Vicki Nelson, ex of the Metropolitan Toronto Police Force, ex private investigator, recent vampire, decided to let him go. If he could joke about the change, he accepted it. And besides, it was always more fun to make him pay for smart-ass remarks when he least expected it.

She watched from the darkness as Celluci climbed into Dave Graham's car. Then, with the taillights disappearing in the distance, she dug out his spare set of car keys and proceeded to leave tangled entrails of the Highway Traffic Act strewn from Downsview to the heart of Toronto.

 

It took no supernatural ability to find the scene of the crime. What with the police, the press, and the morbidly curious, the area seethed with people. Vicki slipped past the constable stationed at the far end of the alley and followed the paths of shadow until she stood just outside the circle of police around the body.

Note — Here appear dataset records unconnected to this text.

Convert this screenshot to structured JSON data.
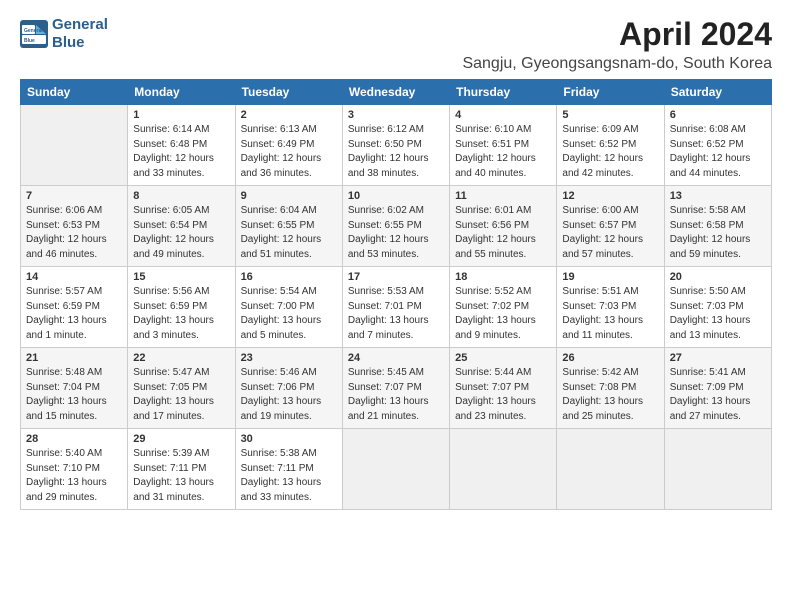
{
  "header": {
    "logo_line1": "General",
    "logo_line2": "Blue",
    "title": "April 2024",
    "subtitle": "Sangju, Gyeongsangsnam-do, South Korea"
  },
  "columns": [
    "Sunday",
    "Monday",
    "Tuesday",
    "Wednesday",
    "Thursday",
    "Friday",
    "Saturday"
  ],
  "weeks": [
    [
      {
        "day": "",
        "text": ""
      },
      {
        "day": "1",
        "text": "Sunrise: 6:14 AM\nSunset: 6:48 PM\nDaylight: 12 hours\nand 33 minutes."
      },
      {
        "day": "2",
        "text": "Sunrise: 6:13 AM\nSunset: 6:49 PM\nDaylight: 12 hours\nand 36 minutes."
      },
      {
        "day": "3",
        "text": "Sunrise: 6:12 AM\nSunset: 6:50 PM\nDaylight: 12 hours\nand 38 minutes."
      },
      {
        "day": "4",
        "text": "Sunrise: 6:10 AM\nSunset: 6:51 PM\nDaylight: 12 hours\nand 40 minutes."
      },
      {
        "day": "5",
        "text": "Sunrise: 6:09 AM\nSunset: 6:52 PM\nDaylight: 12 hours\nand 42 minutes."
      },
      {
        "day": "6",
        "text": "Sunrise: 6:08 AM\nSunset: 6:52 PM\nDaylight: 12 hours\nand 44 minutes."
      }
    ],
    [
      {
        "day": "7",
        "text": "Sunrise: 6:06 AM\nSunset: 6:53 PM\nDaylight: 12 hours\nand 46 minutes."
      },
      {
        "day": "8",
        "text": "Sunrise: 6:05 AM\nSunset: 6:54 PM\nDaylight: 12 hours\nand 49 minutes."
      },
      {
        "day": "9",
        "text": "Sunrise: 6:04 AM\nSunset: 6:55 PM\nDaylight: 12 hours\nand 51 minutes."
      },
      {
        "day": "10",
        "text": "Sunrise: 6:02 AM\nSunset: 6:55 PM\nDaylight: 12 hours\nand 53 minutes."
      },
      {
        "day": "11",
        "text": "Sunrise: 6:01 AM\nSunset: 6:56 PM\nDaylight: 12 hours\nand 55 minutes."
      },
      {
        "day": "12",
        "text": "Sunrise: 6:00 AM\nSunset: 6:57 PM\nDaylight: 12 hours\nand 57 minutes."
      },
      {
        "day": "13",
        "text": "Sunrise: 5:58 AM\nSunset: 6:58 PM\nDaylight: 12 hours\nand 59 minutes."
      }
    ],
    [
      {
        "day": "14",
        "text": "Sunrise: 5:57 AM\nSunset: 6:59 PM\nDaylight: 13 hours\nand 1 minute."
      },
      {
        "day": "15",
        "text": "Sunrise: 5:56 AM\nSunset: 6:59 PM\nDaylight: 13 hours\nand 3 minutes."
      },
      {
        "day": "16",
        "text": "Sunrise: 5:54 AM\nSunset: 7:00 PM\nDaylight: 13 hours\nand 5 minutes."
      },
      {
        "day": "17",
        "text": "Sunrise: 5:53 AM\nSunset: 7:01 PM\nDaylight: 13 hours\nand 7 minutes."
      },
      {
        "day": "18",
        "text": "Sunrise: 5:52 AM\nSunset: 7:02 PM\nDaylight: 13 hours\nand 9 minutes."
      },
      {
        "day": "19",
        "text": "Sunrise: 5:51 AM\nSunset: 7:03 PM\nDaylight: 13 hours\nand 11 minutes."
      },
      {
        "day": "20",
        "text": "Sunrise: 5:50 AM\nSunset: 7:03 PM\nDaylight: 13 hours\nand 13 minutes."
      }
    ],
    [
      {
        "day": "21",
        "text": "Sunrise: 5:48 AM\nSunset: 7:04 PM\nDaylight: 13 hours\nand 15 minutes."
      },
      {
        "day": "22",
        "text": "Sunrise: 5:47 AM\nSunset: 7:05 PM\nDaylight: 13 hours\nand 17 minutes."
      },
      {
        "day": "23",
        "text": "Sunrise: 5:46 AM\nSunset: 7:06 PM\nDaylight: 13 hours\nand 19 minutes."
      },
      {
        "day": "24",
        "text": "Sunrise: 5:45 AM\nSunset: 7:07 PM\nDaylight: 13 hours\nand 21 minutes."
      },
      {
        "day": "25",
        "text": "Sunrise: 5:44 AM\nSunset: 7:07 PM\nDaylight: 13 hours\nand 23 minutes."
      },
      {
        "day": "26",
        "text": "Sunrise: 5:42 AM\nSunset: 7:08 PM\nDaylight: 13 hours\nand 25 minutes."
      },
      {
        "day": "27",
        "text": "Sunrise: 5:41 AM\nSunset: 7:09 PM\nDaylight: 13 hours\nand 27 minutes."
      }
    ],
    [
      {
        "day": "28",
        "text": "Sunrise: 5:40 AM\nSunset: 7:10 PM\nDaylight: 13 hours\nand 29 minutes."
      },
      {
        "day": "29",
        "text": "Sunrise: 5:39 AM\nSunset: 7:11 PM\nDaylight: 13 hours\nand 31 minutes."
      },
      {
        "day": "30",
        "text": "Sunrise: 5:38 AM\nSunset: 7:11 PM\nDaylight: 13 hours\nand 33 minutes."
      },
      {
        "day": "",
        "text": ""
      },
      {
        "day": "",
        "text": ""
      },
      {
        "day": "",
        "text": ""
      },
      {
        "day": "",
        "text": ""
      }
    ]
  ]
}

Mac Eisler had been a somewhat attractive, not very tall, white male Caucasian. Eschewing the traditional clothing excesses of his profession, he was dressed simply in designer jeans and an olive-green raw silk jacket. At the moment, he wasn't looking his best. A pair of rusty nails had been shoved through each manicured hand, securing his body upright across the back entrance of a trendy restaurant. Although the pointed toes of his tooled leather cowboy boots indented the wood of the door, Eisler's head had been turned completely around so that he stared, in apparent astonishment, out into the alley.